Prescription opioids enable millions of Americans to overcome what might otherwise be agonizing, crippling pain. Yet, each year, those same wonder drugs sicken, addict and even kill thousands of others. Prescription opioid overdoses caused more than 16,000 deaths in the United States during 2010, the last year for which statistics are available – quadruple the number recorded in 1999.

Public- and private-sector officials were slow to respond to this crisis, but there are signs that new measures designed to curb the illicit flow of painkillers are producing results.

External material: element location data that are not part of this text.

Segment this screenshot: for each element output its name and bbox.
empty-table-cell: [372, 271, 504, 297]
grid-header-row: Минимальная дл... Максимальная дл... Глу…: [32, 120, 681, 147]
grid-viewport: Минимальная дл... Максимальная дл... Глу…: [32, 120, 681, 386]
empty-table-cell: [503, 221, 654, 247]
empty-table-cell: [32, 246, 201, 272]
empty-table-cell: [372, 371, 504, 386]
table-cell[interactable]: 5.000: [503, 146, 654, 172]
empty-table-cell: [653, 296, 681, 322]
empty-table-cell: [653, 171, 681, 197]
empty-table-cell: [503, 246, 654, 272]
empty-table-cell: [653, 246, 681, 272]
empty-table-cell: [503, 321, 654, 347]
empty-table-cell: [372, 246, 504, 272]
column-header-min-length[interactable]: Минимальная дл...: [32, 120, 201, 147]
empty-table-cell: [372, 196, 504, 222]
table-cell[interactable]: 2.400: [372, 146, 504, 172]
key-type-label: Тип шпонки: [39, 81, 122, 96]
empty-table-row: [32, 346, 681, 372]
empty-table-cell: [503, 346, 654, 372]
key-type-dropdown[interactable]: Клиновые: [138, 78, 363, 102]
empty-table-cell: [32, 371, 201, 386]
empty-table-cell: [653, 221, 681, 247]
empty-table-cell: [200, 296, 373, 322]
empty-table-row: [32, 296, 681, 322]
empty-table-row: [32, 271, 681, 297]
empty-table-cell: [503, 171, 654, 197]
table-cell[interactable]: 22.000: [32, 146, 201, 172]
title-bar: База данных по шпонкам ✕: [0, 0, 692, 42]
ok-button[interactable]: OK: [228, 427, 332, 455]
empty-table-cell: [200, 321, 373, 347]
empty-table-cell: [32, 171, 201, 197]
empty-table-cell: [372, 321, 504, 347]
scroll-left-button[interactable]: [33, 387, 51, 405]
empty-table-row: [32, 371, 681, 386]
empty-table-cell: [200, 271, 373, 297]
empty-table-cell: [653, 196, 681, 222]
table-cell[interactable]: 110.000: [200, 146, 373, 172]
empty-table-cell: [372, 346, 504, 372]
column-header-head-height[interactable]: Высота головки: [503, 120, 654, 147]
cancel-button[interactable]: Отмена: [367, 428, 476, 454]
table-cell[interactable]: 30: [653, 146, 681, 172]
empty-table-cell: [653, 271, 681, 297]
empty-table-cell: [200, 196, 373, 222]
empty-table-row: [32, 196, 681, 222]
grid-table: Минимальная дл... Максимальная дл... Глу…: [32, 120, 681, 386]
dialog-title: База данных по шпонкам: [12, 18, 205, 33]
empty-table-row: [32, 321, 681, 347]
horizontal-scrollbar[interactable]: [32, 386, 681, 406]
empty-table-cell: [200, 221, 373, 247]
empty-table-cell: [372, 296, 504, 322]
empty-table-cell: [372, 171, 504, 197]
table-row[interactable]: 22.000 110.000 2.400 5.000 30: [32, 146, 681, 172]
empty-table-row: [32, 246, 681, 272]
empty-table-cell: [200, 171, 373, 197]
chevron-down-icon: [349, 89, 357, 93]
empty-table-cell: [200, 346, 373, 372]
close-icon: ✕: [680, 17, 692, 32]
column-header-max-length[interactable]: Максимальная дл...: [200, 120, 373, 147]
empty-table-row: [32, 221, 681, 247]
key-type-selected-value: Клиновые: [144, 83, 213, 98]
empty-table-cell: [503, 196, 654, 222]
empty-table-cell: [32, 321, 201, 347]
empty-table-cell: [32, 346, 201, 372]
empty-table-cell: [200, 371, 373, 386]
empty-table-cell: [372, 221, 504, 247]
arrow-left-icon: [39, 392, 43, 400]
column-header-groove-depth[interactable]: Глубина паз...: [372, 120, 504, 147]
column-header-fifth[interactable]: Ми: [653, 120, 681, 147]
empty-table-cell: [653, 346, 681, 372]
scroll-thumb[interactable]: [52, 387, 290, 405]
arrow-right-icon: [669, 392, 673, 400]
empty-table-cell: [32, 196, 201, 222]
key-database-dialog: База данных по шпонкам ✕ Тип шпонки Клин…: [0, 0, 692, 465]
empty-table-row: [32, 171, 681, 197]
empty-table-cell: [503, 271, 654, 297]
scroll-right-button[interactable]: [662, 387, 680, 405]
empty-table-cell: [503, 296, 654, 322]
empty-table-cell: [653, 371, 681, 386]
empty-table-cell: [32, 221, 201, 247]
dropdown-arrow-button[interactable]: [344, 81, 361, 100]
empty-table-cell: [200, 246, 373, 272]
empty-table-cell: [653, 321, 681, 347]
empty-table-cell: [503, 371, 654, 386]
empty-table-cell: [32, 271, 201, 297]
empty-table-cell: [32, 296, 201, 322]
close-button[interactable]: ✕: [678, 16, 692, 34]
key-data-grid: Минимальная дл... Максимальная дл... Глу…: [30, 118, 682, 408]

A report released Tuesday by the Centers for Disease Control and Prevention shows that overdose deaths in Florida – one of the states hit hardest by painkiller abuse – fell by 17 percent between 2010 and 2012, from 3,201 to 2,666. Incremental as that decrease may seem, it stands in blessed contrast to the 2003-2010 period, in which deaths rose 75 percent, from 1,829 to 3,201. As the CDC notes, the data suggest that most of the decline is due to fewer prescription opioid overdoses – and that, in turn, reflects policy changes that shut down 250 of the state’s notorious “pill mills,” as high-volume pain-medication dispensaries are known. Once home to 98 high-volume prescribers, Florida now has no such doctors.

The Florida numbers demonstrate that the epidemic can be curbed, even where it seems unstoppable. Also, Florida has not seen the same rise in heroin abuse that has accompanied prescription opioid crackdowns elsewhere. The data, in short, send a clear policy message: Tougher regulation of prescription opioid distribution saves lives. More states need to follow Florida’s example.